Benny looms sideways into Dean’s vision. Dean’s lying back across Baby’s hood, cool press of metal comforting through his clothes. He’s staring up at the clear blue sky, the way the mountains loom in around the edges of his vision. His chest feels warm, and he’s not sure if it’s the sun or where Benny’s arm was tucked up against him.

“Ready to go, Chief?” Benny asks, but there’s something flat in his voice. 

“Yeah,” Dean says, sitting up, letting his feet slide to the gravel lot, staying perched on the hood. There’s something in Benny’s voice that sounds a bit more like wariness, like fear, than the weird run away/run towards curling in Dean’s stomach, and that fine line of fear sours Dean’s insides in an entirely different way. He crosses his arms against it. Benny’s hanging back, just a bit. “Temperature okay?” he asks, nodding, because Benny’s clutching the go-cup Dean left him.

“C’est bon,” Benny says, unwinding a bit. “Merci.”

“Good,” Dean says, deliberately uncrossing his arms and opening up his stance. “Sam’s got his panties in a twist, so we should probably get going.”

It’s the same kind of day it was yesterday - bright, mostly cloudless, and the mountains are the same - but Dean finds himself suddenly, violently missing the soft, calm quiet of the morning of the day before. He can’t quite manage to lose himself in the yellow lines unspooling before him, and Benny’s arm stays beside his body rather than stretched out over the seatback. Dean unrolls his window just a bit so that fresh air floods the car and he can drive with his hand out the window, fingers tapping against the roof, until the cold whip of air drives him back inside.

“See what I mean about a good mattress,” Dean says, finally. 

Benny laughs like it’s been surprised out of him, like whatever he’s been waiting for Dean to say was something completely different. “I sure do, brother,” he says, low and broad, another huffing laugh leaving his chest. “I concede.” 

The silence then is easier, as the mountains sink, unspool to foothills, give gradually to plains that open the world up around them, but it’s nothing like it was yesterday as the desert gave suddenly to mountains. Dean’s eyes keep flickering from the road to Benny to his hands on the wheel. The wrap is getting worn. He’ll have to replace it soon. “Tapes are in the glovebox,” he says, because reception in the mountains has always been shit. “Beside the salt and goofer dust.”

Benny digs around obligingly. “What are you feeling?” he asks.

 _Like there are tectonic plates grinding inside me_ , Dean thinks reflexively and unexpectedly in the half-second it takes him to realize Benny means music-wise. _Too much pressure building_. “Your choice,” Dean says. “Pick something you haven’t heard.”

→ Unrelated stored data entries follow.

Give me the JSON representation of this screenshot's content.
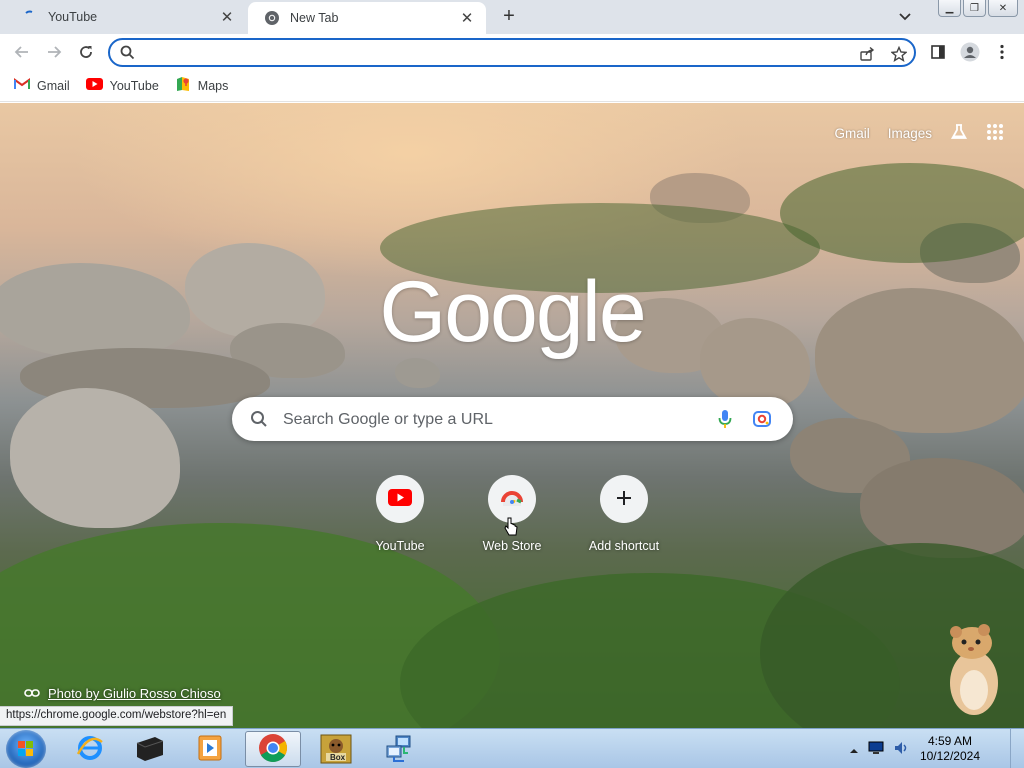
{
  "browser": {
    "tabs": [
      {
        "title": "YouTube",
        "icon": "youtube-loading-icon",
        "active": false
      },
      {
        "title": "New Tab",
        "icon": "chrome-icon",
        "active": true
      }
    ],
    "new_tab_symbol": "+",
    "omnibox_value": ""
  },
  "bookmarks": [
    {
      "label": "Gmail",
      "icon": "gmail-icon"
    },
    {
      "label": "YouTube",
      "icon": "youtube-icon"
    },
    {
      "label": "Maps",
      "icon": "maps-icon"
    }
  ],
  "ntp": {
    "top_links": {
      "gmail": "Gmail",
      "images": "Images"
    },
    "logo": "Google",
    "search_placeholder": "Search Google or type a URL",
    "shortcuts": [
      {
        "label": "YouTube",
        "icon": "youtube-icon"
      },
      {
        "label": "Web Store",
        "icon": "web-store-icon"
      },
      {
        "label": "Add shortcut",
        "icon": "plus-icon"
      }
    ],
    "credit": "Photo by Giulio Rosso Chioso"
  },
  "status_url": "https://chrome.google.com/webstore?hl=en",
  "taskbar": {
    "time": "4:59 AM",
    "date": "10/12/2024",
    "sandbox_label": "Box"
  },
  "colors": {
    "omnibox_border": "#1a66c9",
    "youtube_red": "#ff0000",
    "taskbar": "#b7d0ec"
  }
}
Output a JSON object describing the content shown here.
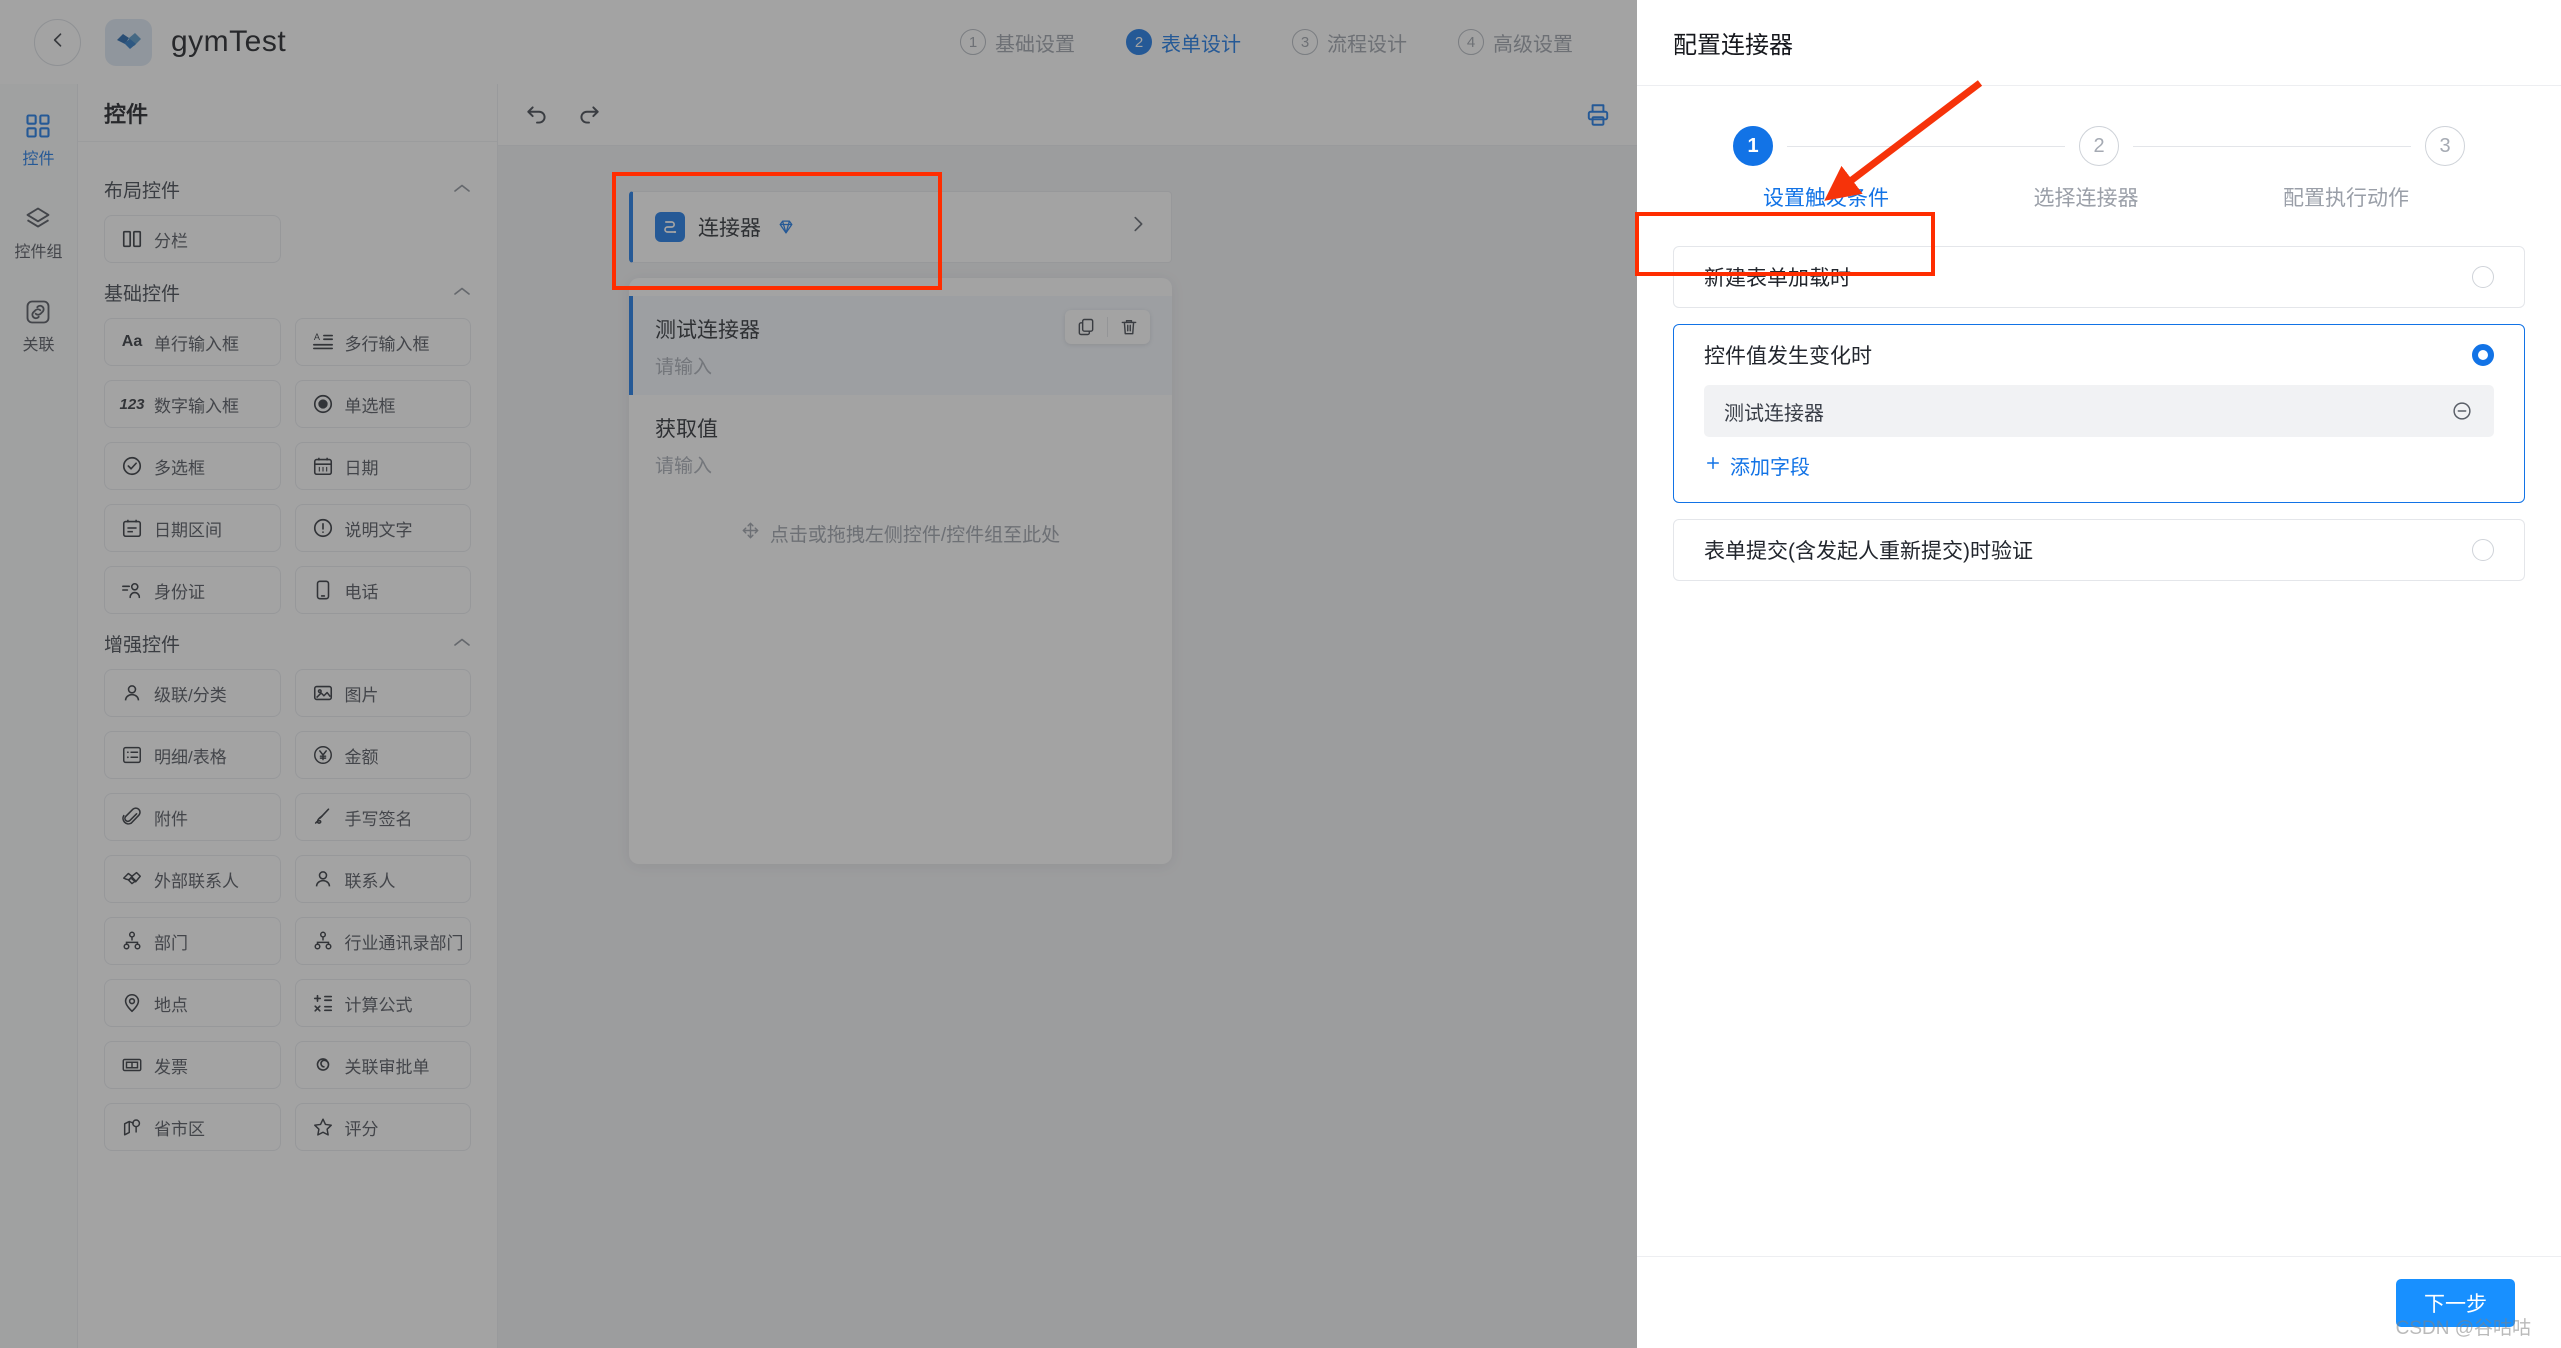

Benny snorts, soft clinking and rustling noises and he digs around. “I ain’t heard much of it.”

“Pick whichever one you think my writing’s prettiest on, then,” Dean says.

“No one in this damn century knows a thing about penmanship,” Benny bitches, and it’s enough to set him off on a familiar rant that Dean can relax into as the Eagle’s Desperado fills the car and the foothills fade into their inevitable conclusion. There might be something a little different, a little more present, in the way Benny smiles at him from the passenger seat, but Dean’s not going to question it. 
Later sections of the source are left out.